# Quick beacon mods



## Chicken lights (Nov 16, 2019)

The magnets that come with these beacons aren’t very strong. 







I got these from Amazon


----------



## Chicken lights (Nov 16, 2019)

Except now they don’t fit in the storage box....part of the reason I bought the set was to get the case. D’oh!


----------



## Chicken lights (Nov 16, 2019)

They fit in side by side fine but the foam didn’t fit worth a hill of beans. 

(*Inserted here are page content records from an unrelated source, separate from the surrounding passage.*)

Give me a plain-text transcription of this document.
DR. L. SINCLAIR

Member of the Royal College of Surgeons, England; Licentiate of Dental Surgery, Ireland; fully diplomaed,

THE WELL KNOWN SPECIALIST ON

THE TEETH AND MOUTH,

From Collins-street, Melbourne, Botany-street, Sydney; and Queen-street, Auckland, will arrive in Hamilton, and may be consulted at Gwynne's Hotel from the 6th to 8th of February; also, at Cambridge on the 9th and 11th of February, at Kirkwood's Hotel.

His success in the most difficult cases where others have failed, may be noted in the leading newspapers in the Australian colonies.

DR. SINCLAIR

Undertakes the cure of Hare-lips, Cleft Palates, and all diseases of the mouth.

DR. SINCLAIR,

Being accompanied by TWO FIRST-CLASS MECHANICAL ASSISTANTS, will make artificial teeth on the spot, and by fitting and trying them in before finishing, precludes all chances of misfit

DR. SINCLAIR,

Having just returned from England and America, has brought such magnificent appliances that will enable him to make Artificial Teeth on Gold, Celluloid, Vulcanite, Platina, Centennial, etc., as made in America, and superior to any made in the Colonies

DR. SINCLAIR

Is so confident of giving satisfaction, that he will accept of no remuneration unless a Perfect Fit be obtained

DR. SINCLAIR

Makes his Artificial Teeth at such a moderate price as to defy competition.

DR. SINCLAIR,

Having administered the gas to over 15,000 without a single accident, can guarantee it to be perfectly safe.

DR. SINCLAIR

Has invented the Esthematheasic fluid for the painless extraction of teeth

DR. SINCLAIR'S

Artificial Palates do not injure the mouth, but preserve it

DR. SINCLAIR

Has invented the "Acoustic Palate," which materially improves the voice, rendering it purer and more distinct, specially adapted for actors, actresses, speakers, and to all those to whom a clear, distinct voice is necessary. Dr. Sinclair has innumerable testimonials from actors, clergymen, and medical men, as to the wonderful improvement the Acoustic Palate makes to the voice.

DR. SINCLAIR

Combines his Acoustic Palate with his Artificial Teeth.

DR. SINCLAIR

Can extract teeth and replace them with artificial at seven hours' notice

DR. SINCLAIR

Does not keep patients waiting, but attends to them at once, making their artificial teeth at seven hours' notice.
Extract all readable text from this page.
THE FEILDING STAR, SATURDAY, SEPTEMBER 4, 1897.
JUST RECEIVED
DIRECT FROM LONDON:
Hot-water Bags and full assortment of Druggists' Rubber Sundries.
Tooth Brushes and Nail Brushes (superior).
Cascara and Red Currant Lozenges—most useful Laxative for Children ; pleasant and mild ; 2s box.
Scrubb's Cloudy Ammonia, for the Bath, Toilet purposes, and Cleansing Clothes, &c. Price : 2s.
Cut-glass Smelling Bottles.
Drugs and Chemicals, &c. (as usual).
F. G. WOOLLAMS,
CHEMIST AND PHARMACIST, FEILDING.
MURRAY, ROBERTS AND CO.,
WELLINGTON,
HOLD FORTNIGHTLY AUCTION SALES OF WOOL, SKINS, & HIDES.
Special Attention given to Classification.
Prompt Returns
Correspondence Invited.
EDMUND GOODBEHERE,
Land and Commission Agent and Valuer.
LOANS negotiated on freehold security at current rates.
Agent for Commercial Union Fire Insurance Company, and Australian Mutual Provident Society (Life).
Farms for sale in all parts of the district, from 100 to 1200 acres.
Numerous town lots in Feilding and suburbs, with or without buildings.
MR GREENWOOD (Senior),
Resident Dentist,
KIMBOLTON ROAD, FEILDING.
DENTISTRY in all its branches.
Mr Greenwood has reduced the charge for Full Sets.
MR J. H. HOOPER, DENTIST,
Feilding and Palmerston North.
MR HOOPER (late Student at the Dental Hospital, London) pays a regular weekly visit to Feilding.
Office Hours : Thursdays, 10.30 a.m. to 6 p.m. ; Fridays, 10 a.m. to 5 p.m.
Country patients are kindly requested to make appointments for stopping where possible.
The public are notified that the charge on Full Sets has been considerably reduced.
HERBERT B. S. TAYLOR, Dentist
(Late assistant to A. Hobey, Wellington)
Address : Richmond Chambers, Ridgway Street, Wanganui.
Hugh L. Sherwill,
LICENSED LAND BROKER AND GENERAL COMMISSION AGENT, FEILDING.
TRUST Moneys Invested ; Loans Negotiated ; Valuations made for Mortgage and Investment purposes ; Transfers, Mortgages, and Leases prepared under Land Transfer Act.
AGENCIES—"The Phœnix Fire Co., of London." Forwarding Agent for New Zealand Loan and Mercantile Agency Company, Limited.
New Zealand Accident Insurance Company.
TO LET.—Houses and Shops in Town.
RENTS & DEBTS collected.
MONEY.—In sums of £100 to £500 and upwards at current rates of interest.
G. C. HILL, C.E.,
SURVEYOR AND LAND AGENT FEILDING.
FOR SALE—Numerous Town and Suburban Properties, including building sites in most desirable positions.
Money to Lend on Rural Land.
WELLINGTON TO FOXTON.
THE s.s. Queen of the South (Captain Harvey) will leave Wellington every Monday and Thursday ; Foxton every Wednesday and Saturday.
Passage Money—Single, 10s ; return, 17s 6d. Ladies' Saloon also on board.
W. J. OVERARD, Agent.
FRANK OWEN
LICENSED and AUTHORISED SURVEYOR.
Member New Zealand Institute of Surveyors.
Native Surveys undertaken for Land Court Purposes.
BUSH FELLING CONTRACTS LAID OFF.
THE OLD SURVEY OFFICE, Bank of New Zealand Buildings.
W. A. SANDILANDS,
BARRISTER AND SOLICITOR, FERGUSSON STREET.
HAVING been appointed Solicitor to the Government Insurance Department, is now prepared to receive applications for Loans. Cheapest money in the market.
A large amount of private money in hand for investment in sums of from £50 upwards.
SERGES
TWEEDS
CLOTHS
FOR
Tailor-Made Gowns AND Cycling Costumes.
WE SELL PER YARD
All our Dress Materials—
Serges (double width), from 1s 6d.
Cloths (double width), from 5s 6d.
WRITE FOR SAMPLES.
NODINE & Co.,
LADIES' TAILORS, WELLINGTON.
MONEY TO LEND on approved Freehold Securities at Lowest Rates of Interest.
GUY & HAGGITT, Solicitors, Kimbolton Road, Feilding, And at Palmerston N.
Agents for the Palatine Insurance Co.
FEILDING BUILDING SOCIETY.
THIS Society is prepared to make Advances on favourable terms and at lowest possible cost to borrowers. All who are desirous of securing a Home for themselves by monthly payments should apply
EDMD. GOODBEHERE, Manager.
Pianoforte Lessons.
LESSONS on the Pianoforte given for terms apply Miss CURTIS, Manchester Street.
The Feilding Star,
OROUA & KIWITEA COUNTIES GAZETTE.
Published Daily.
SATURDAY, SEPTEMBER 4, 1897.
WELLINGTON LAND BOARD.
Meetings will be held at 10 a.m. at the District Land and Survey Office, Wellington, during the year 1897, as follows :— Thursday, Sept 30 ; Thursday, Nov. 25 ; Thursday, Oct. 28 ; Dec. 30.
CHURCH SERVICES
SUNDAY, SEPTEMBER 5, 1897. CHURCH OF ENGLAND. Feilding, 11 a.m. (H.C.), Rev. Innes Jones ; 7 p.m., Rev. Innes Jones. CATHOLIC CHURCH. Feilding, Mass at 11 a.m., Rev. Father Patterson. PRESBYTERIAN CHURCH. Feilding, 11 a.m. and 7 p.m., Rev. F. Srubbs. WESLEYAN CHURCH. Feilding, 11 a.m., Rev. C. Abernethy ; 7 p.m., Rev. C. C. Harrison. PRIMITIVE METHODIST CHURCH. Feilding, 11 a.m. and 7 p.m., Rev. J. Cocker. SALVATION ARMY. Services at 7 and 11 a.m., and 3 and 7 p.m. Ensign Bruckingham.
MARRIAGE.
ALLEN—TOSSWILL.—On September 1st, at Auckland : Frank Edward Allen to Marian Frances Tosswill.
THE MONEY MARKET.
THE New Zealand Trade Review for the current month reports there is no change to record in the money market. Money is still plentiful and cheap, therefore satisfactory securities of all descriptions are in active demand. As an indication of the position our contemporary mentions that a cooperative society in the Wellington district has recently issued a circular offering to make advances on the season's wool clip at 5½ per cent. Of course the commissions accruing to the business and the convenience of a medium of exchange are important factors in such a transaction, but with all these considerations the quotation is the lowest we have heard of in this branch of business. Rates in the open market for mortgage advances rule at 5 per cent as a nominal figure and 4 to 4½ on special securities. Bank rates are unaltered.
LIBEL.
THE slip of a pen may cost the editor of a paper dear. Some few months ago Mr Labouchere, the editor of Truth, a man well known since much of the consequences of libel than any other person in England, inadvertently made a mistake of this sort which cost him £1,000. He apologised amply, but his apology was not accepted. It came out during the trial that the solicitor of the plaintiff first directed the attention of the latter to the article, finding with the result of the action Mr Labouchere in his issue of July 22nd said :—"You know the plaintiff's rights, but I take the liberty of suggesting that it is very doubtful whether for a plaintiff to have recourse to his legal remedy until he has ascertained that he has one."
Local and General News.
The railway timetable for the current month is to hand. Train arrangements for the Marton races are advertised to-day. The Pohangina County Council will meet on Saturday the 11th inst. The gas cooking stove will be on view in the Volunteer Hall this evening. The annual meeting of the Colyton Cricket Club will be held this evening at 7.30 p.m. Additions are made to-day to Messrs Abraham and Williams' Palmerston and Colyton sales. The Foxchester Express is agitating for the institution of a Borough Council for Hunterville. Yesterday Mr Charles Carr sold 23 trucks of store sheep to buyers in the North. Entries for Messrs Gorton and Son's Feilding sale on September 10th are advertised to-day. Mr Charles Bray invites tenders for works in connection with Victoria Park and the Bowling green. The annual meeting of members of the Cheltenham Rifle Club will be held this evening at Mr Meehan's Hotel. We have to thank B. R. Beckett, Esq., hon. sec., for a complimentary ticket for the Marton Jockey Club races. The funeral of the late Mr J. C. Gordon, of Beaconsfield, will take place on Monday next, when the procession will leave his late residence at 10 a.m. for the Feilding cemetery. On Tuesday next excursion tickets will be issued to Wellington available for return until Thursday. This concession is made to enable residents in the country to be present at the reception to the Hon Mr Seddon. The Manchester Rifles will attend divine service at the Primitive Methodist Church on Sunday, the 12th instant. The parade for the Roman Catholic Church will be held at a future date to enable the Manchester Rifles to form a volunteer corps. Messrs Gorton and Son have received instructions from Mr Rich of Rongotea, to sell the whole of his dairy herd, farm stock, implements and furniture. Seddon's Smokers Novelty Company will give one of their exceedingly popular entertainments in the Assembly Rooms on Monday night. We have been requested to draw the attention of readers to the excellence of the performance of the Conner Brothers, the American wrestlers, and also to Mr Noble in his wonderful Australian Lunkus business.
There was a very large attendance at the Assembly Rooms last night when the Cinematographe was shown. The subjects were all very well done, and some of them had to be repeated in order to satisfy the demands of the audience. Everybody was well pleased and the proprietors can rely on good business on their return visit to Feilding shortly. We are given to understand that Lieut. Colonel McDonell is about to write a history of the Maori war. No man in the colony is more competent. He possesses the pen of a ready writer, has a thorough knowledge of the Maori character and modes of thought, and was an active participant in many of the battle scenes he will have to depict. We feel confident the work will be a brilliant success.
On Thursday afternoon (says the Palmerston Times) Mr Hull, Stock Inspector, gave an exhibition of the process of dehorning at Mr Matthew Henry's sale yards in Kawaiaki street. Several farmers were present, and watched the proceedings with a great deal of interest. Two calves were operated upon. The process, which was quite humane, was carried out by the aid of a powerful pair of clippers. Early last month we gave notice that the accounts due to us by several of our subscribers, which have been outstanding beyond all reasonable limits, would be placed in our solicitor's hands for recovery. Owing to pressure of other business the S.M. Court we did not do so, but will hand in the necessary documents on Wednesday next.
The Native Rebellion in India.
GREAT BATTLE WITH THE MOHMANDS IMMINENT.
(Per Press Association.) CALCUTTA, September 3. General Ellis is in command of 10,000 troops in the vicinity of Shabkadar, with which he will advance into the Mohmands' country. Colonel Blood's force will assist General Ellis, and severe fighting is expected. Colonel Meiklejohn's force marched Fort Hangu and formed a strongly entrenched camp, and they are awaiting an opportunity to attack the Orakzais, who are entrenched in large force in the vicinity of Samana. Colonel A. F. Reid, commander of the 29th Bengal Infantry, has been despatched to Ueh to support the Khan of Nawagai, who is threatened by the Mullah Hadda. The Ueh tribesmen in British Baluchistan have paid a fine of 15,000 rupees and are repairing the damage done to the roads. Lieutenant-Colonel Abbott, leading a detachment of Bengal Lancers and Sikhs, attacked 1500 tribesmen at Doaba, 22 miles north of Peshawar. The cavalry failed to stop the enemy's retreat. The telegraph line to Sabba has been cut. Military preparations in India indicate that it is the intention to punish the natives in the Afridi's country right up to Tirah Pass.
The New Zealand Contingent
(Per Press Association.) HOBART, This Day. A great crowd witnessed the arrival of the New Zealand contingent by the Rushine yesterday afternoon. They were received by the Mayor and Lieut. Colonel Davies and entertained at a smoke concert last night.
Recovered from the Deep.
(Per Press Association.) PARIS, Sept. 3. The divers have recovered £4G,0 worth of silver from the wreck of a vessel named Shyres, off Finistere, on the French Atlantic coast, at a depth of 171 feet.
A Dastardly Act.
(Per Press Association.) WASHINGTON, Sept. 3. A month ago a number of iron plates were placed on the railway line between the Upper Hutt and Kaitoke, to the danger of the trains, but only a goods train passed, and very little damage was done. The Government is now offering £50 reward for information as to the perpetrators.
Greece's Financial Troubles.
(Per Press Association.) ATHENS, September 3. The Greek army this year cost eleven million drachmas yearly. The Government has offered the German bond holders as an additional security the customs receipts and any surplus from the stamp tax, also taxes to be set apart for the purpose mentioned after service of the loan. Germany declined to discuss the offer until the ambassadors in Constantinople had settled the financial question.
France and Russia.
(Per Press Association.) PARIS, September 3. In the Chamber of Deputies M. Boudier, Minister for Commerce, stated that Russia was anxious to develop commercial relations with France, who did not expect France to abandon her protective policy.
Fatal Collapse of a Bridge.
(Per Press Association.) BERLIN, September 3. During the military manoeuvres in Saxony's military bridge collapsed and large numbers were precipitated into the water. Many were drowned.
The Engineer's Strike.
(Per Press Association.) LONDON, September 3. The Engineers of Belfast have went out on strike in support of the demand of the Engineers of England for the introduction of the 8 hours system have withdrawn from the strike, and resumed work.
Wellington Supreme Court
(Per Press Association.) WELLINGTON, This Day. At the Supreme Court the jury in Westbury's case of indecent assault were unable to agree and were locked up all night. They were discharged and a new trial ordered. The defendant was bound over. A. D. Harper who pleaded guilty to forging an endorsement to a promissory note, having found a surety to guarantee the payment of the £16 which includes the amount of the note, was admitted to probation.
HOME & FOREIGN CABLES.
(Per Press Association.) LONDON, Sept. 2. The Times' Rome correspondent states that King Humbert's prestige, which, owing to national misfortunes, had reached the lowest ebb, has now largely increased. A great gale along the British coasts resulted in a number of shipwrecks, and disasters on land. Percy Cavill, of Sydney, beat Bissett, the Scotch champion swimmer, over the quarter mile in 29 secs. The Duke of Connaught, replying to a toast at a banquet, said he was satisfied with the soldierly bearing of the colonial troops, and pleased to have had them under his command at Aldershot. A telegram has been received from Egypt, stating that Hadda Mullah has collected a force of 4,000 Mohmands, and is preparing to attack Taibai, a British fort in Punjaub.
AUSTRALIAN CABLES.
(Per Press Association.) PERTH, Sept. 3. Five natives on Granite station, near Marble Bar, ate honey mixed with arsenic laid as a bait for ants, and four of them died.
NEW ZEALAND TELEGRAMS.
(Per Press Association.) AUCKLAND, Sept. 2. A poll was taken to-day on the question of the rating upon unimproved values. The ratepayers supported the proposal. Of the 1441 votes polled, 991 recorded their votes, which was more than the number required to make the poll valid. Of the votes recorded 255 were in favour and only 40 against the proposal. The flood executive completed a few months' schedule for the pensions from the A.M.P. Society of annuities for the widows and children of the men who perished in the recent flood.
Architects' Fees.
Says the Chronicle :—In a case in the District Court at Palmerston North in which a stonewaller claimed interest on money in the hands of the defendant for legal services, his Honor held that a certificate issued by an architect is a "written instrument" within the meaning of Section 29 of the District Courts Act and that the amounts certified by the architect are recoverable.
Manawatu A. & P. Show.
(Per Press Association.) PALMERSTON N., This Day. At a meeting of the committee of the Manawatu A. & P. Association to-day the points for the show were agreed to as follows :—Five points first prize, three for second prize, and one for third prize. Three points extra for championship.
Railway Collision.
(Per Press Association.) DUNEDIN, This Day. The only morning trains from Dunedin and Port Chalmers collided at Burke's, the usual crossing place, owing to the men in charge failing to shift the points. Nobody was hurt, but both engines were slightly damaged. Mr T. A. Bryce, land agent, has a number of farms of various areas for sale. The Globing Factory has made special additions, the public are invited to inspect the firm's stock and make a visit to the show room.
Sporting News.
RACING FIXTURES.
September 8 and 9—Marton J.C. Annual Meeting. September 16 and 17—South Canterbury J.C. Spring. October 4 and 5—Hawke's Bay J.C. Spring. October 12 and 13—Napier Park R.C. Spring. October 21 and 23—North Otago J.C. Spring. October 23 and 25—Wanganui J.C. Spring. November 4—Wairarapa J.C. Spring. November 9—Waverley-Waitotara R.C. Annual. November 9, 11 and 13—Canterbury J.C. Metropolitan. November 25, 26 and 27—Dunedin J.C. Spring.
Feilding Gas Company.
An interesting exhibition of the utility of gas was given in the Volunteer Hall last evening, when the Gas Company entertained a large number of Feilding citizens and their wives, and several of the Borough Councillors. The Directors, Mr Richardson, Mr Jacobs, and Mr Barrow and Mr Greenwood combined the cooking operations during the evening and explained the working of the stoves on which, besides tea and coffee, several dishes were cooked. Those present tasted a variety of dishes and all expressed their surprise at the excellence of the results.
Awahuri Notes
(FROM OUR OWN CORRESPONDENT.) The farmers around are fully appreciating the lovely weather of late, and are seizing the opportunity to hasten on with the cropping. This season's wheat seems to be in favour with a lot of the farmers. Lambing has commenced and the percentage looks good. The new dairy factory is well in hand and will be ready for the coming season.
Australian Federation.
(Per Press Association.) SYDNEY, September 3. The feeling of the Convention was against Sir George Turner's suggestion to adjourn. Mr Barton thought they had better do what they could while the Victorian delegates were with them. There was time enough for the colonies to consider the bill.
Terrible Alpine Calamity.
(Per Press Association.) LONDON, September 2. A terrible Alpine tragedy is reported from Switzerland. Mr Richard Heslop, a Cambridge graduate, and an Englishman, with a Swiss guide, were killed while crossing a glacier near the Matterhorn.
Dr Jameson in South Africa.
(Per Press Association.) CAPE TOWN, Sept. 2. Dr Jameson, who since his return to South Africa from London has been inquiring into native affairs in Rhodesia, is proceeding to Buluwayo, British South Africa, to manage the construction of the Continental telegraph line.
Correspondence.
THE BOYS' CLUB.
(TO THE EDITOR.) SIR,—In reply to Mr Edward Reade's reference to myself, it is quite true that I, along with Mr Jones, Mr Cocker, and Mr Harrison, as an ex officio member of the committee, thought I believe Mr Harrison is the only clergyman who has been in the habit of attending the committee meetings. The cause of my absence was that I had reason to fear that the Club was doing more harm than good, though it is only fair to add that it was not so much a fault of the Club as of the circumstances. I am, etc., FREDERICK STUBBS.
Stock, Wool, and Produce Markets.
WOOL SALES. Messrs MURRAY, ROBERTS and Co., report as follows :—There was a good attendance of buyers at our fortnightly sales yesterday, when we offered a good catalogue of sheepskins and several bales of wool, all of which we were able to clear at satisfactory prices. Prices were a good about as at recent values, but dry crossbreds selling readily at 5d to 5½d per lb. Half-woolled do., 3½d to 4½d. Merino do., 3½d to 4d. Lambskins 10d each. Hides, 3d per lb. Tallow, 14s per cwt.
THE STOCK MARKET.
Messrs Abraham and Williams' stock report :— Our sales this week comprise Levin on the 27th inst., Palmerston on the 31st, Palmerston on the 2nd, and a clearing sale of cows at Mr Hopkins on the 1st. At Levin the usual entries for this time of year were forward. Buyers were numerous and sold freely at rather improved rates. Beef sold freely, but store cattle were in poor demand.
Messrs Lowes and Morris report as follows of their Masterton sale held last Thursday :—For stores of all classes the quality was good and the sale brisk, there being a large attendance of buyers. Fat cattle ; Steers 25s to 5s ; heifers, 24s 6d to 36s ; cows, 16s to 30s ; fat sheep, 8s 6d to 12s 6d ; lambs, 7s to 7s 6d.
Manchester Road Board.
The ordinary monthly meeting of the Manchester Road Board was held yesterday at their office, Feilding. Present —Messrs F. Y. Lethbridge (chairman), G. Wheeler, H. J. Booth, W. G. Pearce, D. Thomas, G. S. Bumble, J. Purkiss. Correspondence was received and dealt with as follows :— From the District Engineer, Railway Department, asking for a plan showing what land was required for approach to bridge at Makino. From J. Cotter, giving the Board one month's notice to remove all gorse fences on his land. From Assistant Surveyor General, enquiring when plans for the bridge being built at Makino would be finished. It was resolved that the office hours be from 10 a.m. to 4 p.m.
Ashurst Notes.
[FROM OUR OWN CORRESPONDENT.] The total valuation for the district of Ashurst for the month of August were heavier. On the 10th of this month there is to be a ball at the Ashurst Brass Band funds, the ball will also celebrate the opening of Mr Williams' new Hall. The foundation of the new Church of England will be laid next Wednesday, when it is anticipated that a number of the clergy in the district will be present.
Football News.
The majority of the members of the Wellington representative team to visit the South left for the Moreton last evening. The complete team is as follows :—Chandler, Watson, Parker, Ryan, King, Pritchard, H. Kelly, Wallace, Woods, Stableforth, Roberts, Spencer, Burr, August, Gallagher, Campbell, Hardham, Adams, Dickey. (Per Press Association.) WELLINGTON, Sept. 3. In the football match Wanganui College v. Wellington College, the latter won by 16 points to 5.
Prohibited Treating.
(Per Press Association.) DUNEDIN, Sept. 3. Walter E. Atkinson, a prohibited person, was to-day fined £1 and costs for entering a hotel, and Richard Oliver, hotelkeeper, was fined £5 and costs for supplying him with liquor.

Took the bottom out of the case and used a paint marker to trace it onto the foam


----------



## Chicken lights (Nov 16, 2019)

That seemed like it took far too long, but, now all six fit in the case.


----------



## Chicken lights (Nov 16, 2019)

You can also use a bolt and a nut, then a wingnut, to hold things anywhere there is steel. I forget the rates pull but they’re pretty strong


----------



## Chicken lights (Nov 16, 2019)

I had a pair of these made up years ago to hold the flag on my front bumper. The only thing I wish I had done differently was to weld a small piece of rod on the head of the bolt, it’s mildly annoying to have to grab a wrench to loosen the bolt.

Speaking of...last trip I lost one of the 3/8” bolts...I need to look for another one.


----------



## CalgaryPT (Nov 17, 2019)

I think this is a great idea. Good job. I never appreciated guys that work out of their trucks or park on the side of roads as overly dangerous. I'm embarrassed to say I didn't get how dangerous it can in fact be. But once I started snow blowing properties I got it—fast. A crazed soccer mom with her _double-coconut-half-cafe-decafe-recafe-no-cafe-spiced-latte (with a twist of virgin forest Moroccan cinnamon)_ drove up on the boulevard and just missed me during a storm. Now it's full PPE for me and I am looking at a flashing light that can at least be swung out from under my tonneau cover so I am more visible.

But I'm liking your idea too...are those beacons bright??? Where did you get them?? The magnets look to be PA maybe?


----------



## Chicken lights (Nov 17, 2019)

CalgaryPT said:


> I think this is a great idea. Good job. I never appreciated guys that work out of their trucks or park on the side of roads as overly dangerous. I'm embarrassed to say I didn't get how dangerous it can in fact be. But once I started snow blowing properties I got it—fast. A crazed soccer mom with her _double-coconut-half-cafe-decafe-recafe-no-cafe-spiced-latte (with a twist of virgin forest Moroccan cinnamon)_ drove up on the boulevard and just missed me during a storm. Now it's full PPE for me and I am looking at a flashing light that can at least be swung out from under my tonneau cover so I am more visible.
> 
> But I'm liking your idea too...are those beacons bright??? Where did you get them?? The magnets look to be PA maybe?


They are made by Foxfire, the first one was given to me, the second one was bought at a truck stop in Iowa, then the set of two reds and two ambers with the case was from Amazon

They are very bright, they have three settings, on, the whole thing blinks, or half and half alternate 

I’m sure PA would have a similar magnet, I grabbed mine from amazon at the same time. The ones with the wing nuts came from a flatbed supply store 

They have a pylon mount and a bunch of stuff more for traffic control


----------